Determined to locate Indigenous female place names, Devine came across the work of geography and polar studies scholar Morgan Seag, whose research on the formal exclusion of women in polar science until the 20th century – although “women contributed, and some had substantial influence in polar science as early as the mid-19th century” (Seag, 2019; see also Herbert, 2012) – found 

that, of course, “Indigenous women had been involved in Arctic knowledge-making and travel long before the arrival of Western explorers…From the 19th century, Indigenous women’s knowledge and skills were assets to some expeditions originating in Europe and North America.” (Seag, 2019). As an example, Seag’s work references Tookoolito who, together with her husband Ipiirvik, was a guide and translator for Arctic expeditions in the 1860s and 70s. Tookoolito and Ipiirvik (nicknamed Hannah and Joe, respectively) not only made notable contributions in the search for the lost Franklin expedition and the Polaris North Pole expedition, they were exploited and exhibited at sideshows and museums in Europe and the US, and additionally suffered the loss of their children. Scouring maps, Devine was keen to find Tookoolito’s place name – ᑕᖁᓕᑦᑐᖅ in Inuktitut (and Taqulittuq in Roman orthography) – certain that she had one. There she was: Tookoolito Inlet, located on Cornelius Grinnell Bay in Nunavut. Her name also appears as Hannah Island in Greenland.

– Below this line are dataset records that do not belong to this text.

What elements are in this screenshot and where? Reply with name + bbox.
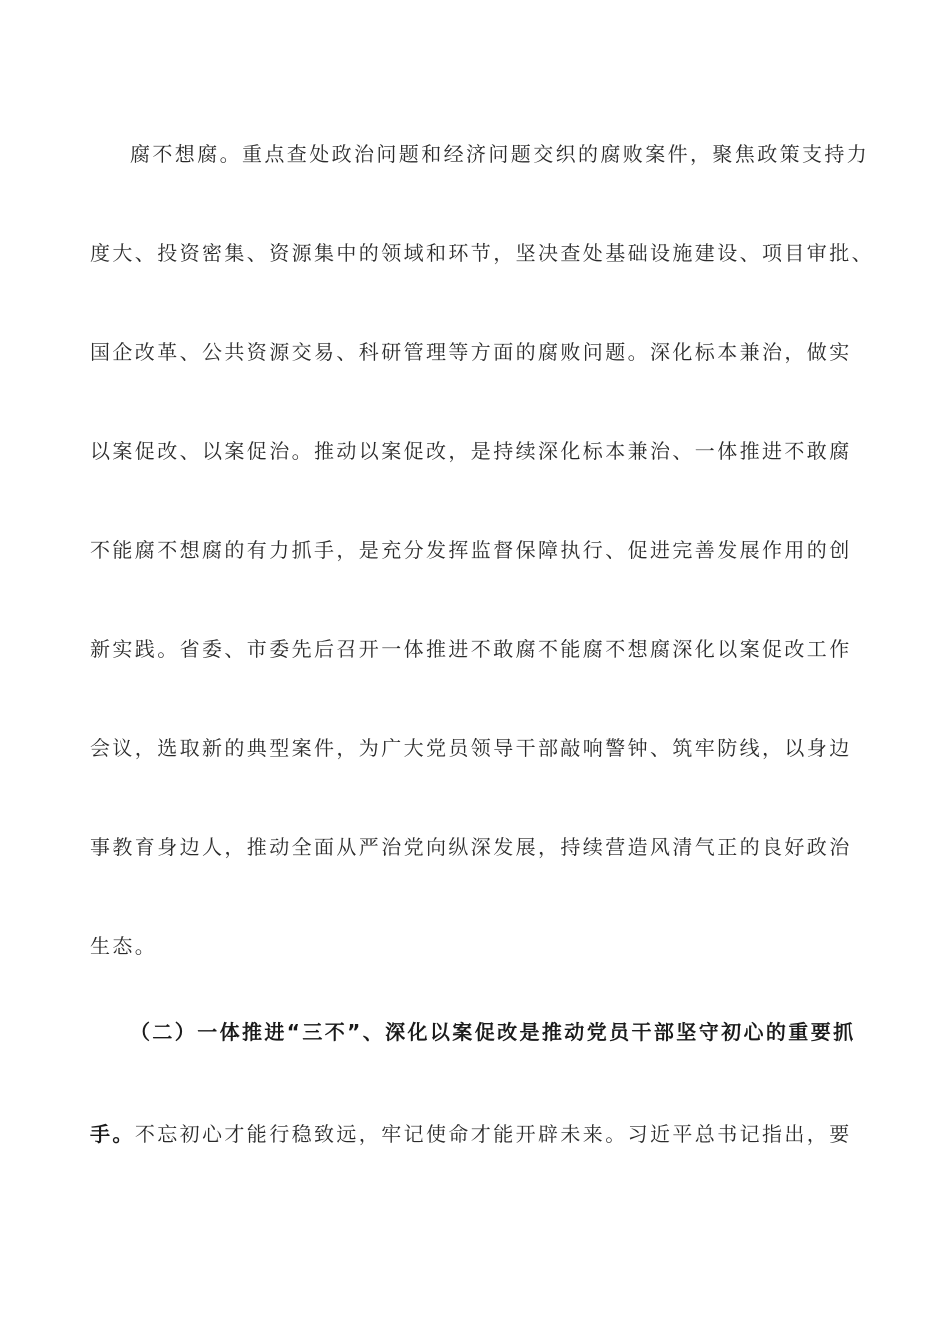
paragraph-line: 事教育身边人，推动全面从严治党向纵深发展，持续营造风清气正的良好政治 xyxy=(90,835,852,859)
paragraph-text: 不忘初心才能行稳致远，牢记使命才能开辟未来。习近平总书记指出，要 xyxy=(134,1122,852,1146)
paragraph-line: 以案促改、以案促治。推动以案促改，是持续深化标本兼治、一体推进不敢腐 xyxy=(90,439,852,463)
paragraph-line: 会议，选取新的典型案件，为广大党员领导干部敲响警钟、筑牢防线，以身边 xyxy=(90,736,852,760)
paragraph-line xyxy=(90,1120,880,1148)
paragraph-line: 新实践。省委、市委先后召开一体推进不敢腐不能腐不想腐深化以案促改工作 xyxy=(90,637,852,661)
paragraph-line: 腐不想腐。重点查处政治问题和经济问题交织的腐败案件，聚焦政策支持力 xyxy=(130,142,870,166)
section-heading: （二）一体推进“三不”、深化以案促改是推动党员干部坚守初心的重要抓 xyxy=(130,1020,856,1044)
paragraph-line: 不能腐不想腐的有力抓手，是充分发挥监督保障执行、促进完善发展作用的创 xyxy=(90,538,852,562)
paragraph-line: 度大、投资密集、资源集中的领域和环节，坚决查处基础设施建设、项目审批、 xyxy=(90,241,874,265)
paragraph-line: 生态。 xyxy=(90,934,158,958)
paragraph-line: 国企改革、公共资源交易、科研管理等方面的腐败问题。深化标本兼治，做实 xyxy=(90,340,852,364)
section-heading-end: 手。 xyxy=(90,1122,135,1146)
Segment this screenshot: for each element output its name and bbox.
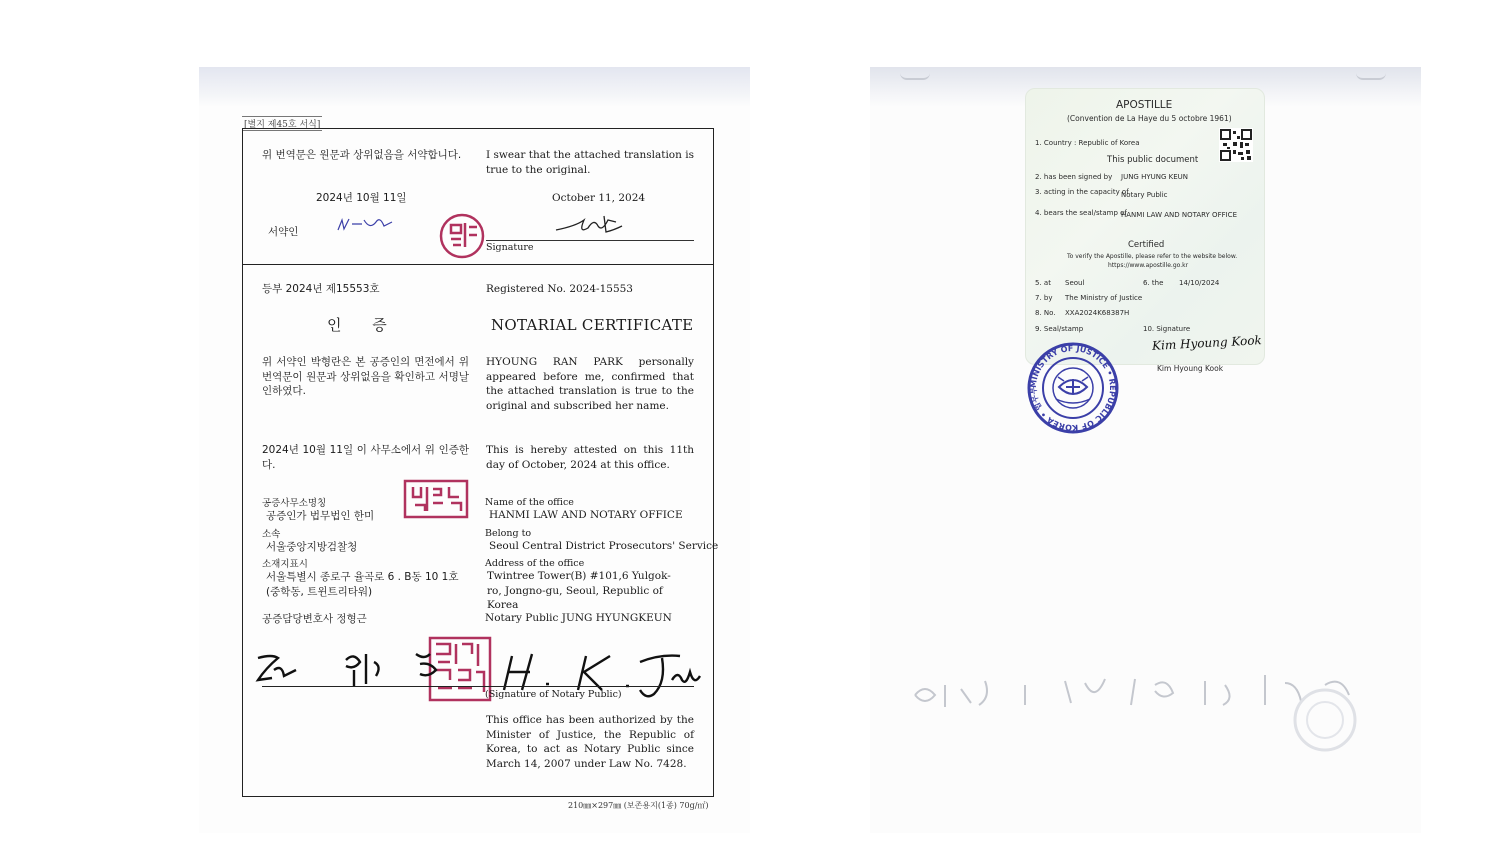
oath-ko-text: 위 번역문은 원문과 상위없음을 서약합니다. [262,149,462,161]
ministry-of-justice-seal [1026,341,1120,435]
oath-en-date: October 11, 2024 [552,192,646,204]
address-ko-value: 서울특별시 종로구 율곡로 6 . B동 10 1호 (중학동, 트윈트리타워) [266,571,459,598]
belong-en-label: Belong to [485,528,532,539]
certificate-en-title: NOTARIAL CERTIFICATE [491,316,694,334]
field-4-value: HANMI LAW AND NOTARY OFFICE [1121,211,1237,219]
notary-ko-name: 공증담당변호사 정형근 [262,613,367,625]
office-ko-name: 공증인가 법무법인 한미 [266,510,375,522]
bleed-through-seal [1290,685,1360,755]
apostille-subtitle: (Convention de La Haye du 5 octobre 1961) [1067,114,1232,123]
section-divider [242,264,714,265]
field-8-label: 8. No. [1035,309,1056,317]
address-ko-label: 소재지표시 [262,559,308,570]
field-2-label: 2. has been signed by [1035,173,1113,181]
belong-ko-value: 서울중앙지방검찰청 [266,541,358,553]
apostille-public-document: This public document [1107,155,1199,165]
field-7-value: The Ministry of Justice [1065,294,1143,302]
oath-en-text: I swear that the attached translation is true to the original. [486,149,694,176]
form-number: [별지 제45호 서식] [242,116,322,131]
office-en-name: HANMI LAW AND NOTARY OFFICE [489,509,683,521]
apostille-signer-name: Kim Hyoung Kook [1157,364,1224,373]
certificate-ko-title: 인 증 [327,316,387,334]
verify-url[interactable]: https://www.apostille.go.kr [1108,262,1189,269]
field-4-label: 4. bears the seal/stamp of [1035,209,1127,217]
field-6-value: 14/10/2024 [1179,279,1220,287]
authorization-paragraph: This office has been authorized by the Minister of Justice, the Republic of Korea, to act as Notary Public since March 14, 2007 under Law No. 7428. [486,714,694,770]
registry-ko-number: 등부 2024년 제15553호 [262,283,380,295]
qr-code-icon [1219,128,1253,162]
registry-en-number: Registered No. 2024-15553 [486,283,633,295]
attestation-ko-paragraph: 위 서약인 박형란은 본 공증인의 면전에서 위 번역문이 원문과 상위없음을 확인하고 서명날인하였다. [262,356,469,397]
attested-date-en: This is hereby attested on this 11th day of October, 2024 at this office. [486,444,694,471]
address-en-label: Address of the office [485,558,585,569]
notary-signature-label: (Signature of Notary Public) [485,689,622,700]
belong-ko-label: 소속 [262,529,281,540]
apostille-country: 1. Country : Republic of Korea [1035,139,1140,147]
staple-mark [900,73,930,80]
translator-seal [437,211,487,261]
oath-signer-label: 서약인 [268,226,299,238]
paper-spec-footer: 210㎜×297㎜ (보존용지(1종) 70g/㎡) [568,801,709,810]
apostille-signature: Kim Hyoung Kook [1151,333,1263,353]
apostille-certified: Certified [1128,240,1165,250]
seal-text-path: MINISTRY OF JUSTICE • REPUBLIC OF KOREA • 법무부 [1028,343,1118,433]
field-5-label: 5. at [1035,279,1051,287]
belong-en-value: Seoul Central District Prosecutors' Service [489,540,719,552]
field-8-value: XXA2024K68387H [1065,309,1130,317]
field-3-label: 3. acting in the capacity of [1035,188,1129,196]
field-7-label: 7. by [1035,294,1053,302]
address-en-value: Twintree Tower(B) #101,6 Yulgok-ro, Jongno-gu, Seoul, Republic of Korea [487,570,671,611]
attested-date-ko: 2024년 10월 11일 이 사무소에서 위 인증한다. [262,444,469,471]
signature-label: Signature [486,242,534,253]
field-6-label: 6. the [1143,279,1164,287]
office-ko-label: 공증사무소명칭 [262,498,327,509]
field-3-value: Notary Public [1121,191,1168,199]
translator-signature-ko [334,214,398,236]
staple-mark [1356,73,1386,80]
notary-signature-line [262,686,694,687]
verify-note: To verify the Apostille, please refer to the website below. [1067,253,1238,260]
notary-signature [250,640,710,704]
field-2-value: JUNG HYUNG KEUN [1121,173,1188,181]
office-seal-square [403,479,469,519]
office-en-label: Name of the office [485,497,574,508]
attestation-en-paragraph: HYOUNG RAN PARK personally appeared before me, confirmed that the attached translation is true to the original and subscribed her name. [486,356,694,412]
translator-signature-en [550,210,630,240]
field-9-label: 9. Seal/stamp [1035,325,1084,333]
oath-ko-date: 2024년 10월 11일 [316,192,407,204]
apostille-title: APOSTILLE [1116,99,1173,111]
notary-en-name: Notary Public JUNG HYUNGKEUN [485,612,672,624]
field-5-value: Seoul [1065,279,1085,287]
field-10-label: 10. Signature [1143,325,1191,333]
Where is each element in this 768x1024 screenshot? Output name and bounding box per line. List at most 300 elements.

A more recent example of a notable woman of the Arctic – and one without a place name, to date – is Rebecca Hainnu, Inuk translator, writer, and the principal of Quluaq School in Clyde River, Baffin Island, Nunavut, where she is an advocate for her student population (of some 340). In 2018, she was selected as one of Canada’s 40 outstanding principals by the Learning Partnership. Hainnu is also “recognized in her own community, region, territory and beyond, as a phenomenal, outstanding educator” (Bell, 2018). And in addition to this work, she has written two books, The Spirit of the Sea and A Walk on the Tundra (co-authored with Anna Ziegler), a finalist for the Canadian Children’s Literature Round Table Information Book award in 2012. Like Tookoolito, Rebecca Hainnu and many other women of the Arctic deserve recognition, and perhaps even to be mapped.

Moving forward: Nominating Women of the Arctic

Together with Finland-based non-profit association Women of the Arctic (www.genderisnotplanb.com), Carol Devine is now developing a prototype mapping project to spotlight the stories and geolocations of women of the Arctic from all walks of life. Inspired by Devine’s experiences and efforts to (re-)map women’s stories through female place names and toponymies in Antarctica, Mapping Women of the Arctic is an attempt to redress this structural imbalance, to honour their contributions and tell their stories. This includes short profiles of women – who live in, work on, or engage with the Arctic – geolocated based on where they have spent an important part of their lives. Among other things, the project and map seek to challenge “what makes a person notable” – the Wikipedia criteria vein and the pervasive heroic male narrative of the Arctic.

Devine presented the initial concept of this project at the Gender in Polar Research workshop of the 2020 Arctic Science Summit Week. Not only did workshop presenters share the contributions of remarkable individuals to Arctic research, but discussions and participant feedback reinforced and elaborated that nominations of the persons to be mapped include non-binary, transgender, intersex and gender queer identifying individuals (Fattah et al., 2019); and the need to interrogate not only the sexism that dominates Arctic history, research, exploration (and mapmaking) but also heterosexism and the exclusion of the experiences of those with an identity outside of the pervasive gender binary. Building on this feedback, and inspired by the Indigenous digital mapmaking of Inuit women and men,8 the map will crowdsource nominations of remarkable women, non-binary, and genderqueer identifying individuals across the circumpolar North. As such, the map of women of the Arctic will coalesce and visualize missing data, include important information relating to geographic features, as well as topographical and cultural references.